Sam Curry, a security researcher and bughunter, told us that he received an obscure payment of $250,000 from Google. He tried, but without success, for three weeks to find out through the company's tech support why it happened and how to return the money to the bughunter who it was really meant for.
Featured book: Business made simple book PDF Kindle edition download
Curry searches for various vulnerabilities in web applications and works as a security engineer at Yuga Labs. His employer and the hacker are both registered on Google's paywall for finding vulnerabilities in its services. But Curry did not find or send information to Google about the kind of critical vulnerability for which the company pays such large sums. He was also lucky that Google did not pay him $1 million, which is now the maximum payout for a working exploit chain to remotely execute code to bypass the Titan M security chip.
In the end, Curry decided not to do anything with the money in his account and wait for Google's response, as he decided for himself that the company probably paid him by accident.
A Google representative did get in touch with Curry, but only after publicity about the situation from the hacker society in the media.

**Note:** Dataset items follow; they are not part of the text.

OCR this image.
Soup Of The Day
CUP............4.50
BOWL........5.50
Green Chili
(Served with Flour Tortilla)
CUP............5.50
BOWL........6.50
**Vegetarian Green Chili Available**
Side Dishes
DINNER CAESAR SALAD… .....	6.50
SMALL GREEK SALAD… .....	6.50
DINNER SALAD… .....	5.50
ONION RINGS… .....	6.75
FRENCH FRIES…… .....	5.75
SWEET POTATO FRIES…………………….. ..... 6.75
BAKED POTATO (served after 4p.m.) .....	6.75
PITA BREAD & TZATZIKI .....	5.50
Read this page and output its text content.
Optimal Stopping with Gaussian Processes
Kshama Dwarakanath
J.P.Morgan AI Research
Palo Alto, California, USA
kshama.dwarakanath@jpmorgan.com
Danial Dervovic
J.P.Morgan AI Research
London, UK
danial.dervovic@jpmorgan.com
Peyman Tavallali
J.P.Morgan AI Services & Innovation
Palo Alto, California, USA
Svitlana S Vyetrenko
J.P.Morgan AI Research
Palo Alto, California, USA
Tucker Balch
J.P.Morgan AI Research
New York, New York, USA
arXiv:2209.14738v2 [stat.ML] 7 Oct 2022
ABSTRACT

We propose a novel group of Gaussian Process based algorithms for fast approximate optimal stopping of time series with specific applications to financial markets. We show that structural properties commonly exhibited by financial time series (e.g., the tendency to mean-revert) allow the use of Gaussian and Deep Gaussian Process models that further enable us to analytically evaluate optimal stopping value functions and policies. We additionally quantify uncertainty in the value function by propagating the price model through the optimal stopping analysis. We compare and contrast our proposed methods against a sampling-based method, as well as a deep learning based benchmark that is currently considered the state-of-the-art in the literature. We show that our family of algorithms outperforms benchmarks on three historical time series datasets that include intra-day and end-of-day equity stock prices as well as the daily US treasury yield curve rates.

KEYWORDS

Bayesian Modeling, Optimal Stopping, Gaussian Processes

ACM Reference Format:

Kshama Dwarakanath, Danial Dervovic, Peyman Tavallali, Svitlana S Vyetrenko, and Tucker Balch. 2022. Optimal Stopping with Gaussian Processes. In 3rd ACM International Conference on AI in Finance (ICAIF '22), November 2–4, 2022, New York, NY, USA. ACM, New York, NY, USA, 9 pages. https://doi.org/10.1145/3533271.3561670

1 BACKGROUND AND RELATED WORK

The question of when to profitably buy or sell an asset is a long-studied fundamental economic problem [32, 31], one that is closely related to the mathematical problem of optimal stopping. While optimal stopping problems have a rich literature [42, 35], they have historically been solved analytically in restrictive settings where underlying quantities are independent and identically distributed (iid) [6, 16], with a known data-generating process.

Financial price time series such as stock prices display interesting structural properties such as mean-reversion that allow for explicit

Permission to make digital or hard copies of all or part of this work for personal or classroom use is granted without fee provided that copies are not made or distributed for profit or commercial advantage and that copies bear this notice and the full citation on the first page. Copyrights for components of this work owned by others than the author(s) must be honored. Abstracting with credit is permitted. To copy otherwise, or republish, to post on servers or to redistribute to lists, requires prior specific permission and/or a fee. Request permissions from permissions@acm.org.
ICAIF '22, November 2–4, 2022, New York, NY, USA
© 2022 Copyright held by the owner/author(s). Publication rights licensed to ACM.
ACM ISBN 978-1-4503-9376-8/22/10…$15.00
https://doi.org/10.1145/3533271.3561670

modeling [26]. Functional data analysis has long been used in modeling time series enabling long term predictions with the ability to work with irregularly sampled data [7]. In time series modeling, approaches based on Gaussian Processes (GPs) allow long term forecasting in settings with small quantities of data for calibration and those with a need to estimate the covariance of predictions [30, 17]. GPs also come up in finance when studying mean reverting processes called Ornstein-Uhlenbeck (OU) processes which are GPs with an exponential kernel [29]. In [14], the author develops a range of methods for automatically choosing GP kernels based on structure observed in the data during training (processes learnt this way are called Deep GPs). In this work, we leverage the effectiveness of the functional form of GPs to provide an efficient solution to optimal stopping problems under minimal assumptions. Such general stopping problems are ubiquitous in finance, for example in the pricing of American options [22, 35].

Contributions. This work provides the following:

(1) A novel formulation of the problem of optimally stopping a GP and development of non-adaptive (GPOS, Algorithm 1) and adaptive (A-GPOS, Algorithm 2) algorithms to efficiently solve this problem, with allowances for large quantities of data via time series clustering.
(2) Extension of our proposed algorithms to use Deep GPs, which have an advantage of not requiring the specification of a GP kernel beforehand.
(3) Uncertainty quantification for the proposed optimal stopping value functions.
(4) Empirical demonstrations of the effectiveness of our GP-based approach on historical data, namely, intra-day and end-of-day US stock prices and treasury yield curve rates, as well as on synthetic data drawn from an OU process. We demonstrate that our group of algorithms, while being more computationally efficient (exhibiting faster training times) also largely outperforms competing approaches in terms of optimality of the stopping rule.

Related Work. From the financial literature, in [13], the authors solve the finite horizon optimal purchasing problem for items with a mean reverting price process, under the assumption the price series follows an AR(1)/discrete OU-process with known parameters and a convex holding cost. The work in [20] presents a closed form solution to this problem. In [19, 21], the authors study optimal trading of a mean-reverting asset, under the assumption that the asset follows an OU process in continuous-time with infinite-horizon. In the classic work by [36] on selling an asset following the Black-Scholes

The company admitted that it had made a costly mistake. "Our bugbounty payment team recently made a payment to the wrong party as a result of human error. We appreciate that the affected partner quickly informed us about it, and we are working to rectify the situation," a Google spokesperson told the media. The company did not specify the details of the incident, although its information system should minimize such human errors.
Curry thanked Google for the response and explained that he was curious how often something like this happens at Google and what systems the company has to check such errors. He also told the media that so far the company's money is still in his account and nothing happens to it.
Featured book: American government power and purpose 16th edition PDF Kindle edition download
In July 2021, Google announced that it had paid more than 2,000 security researchers from 84 different countries to report more than 11,000 vulnerabilities since the company launched its vulnerability bounty program more than a decade ago. Since January 2010, Google has paid more than $29 million in vulnerability rewards to experts and enthusiasts.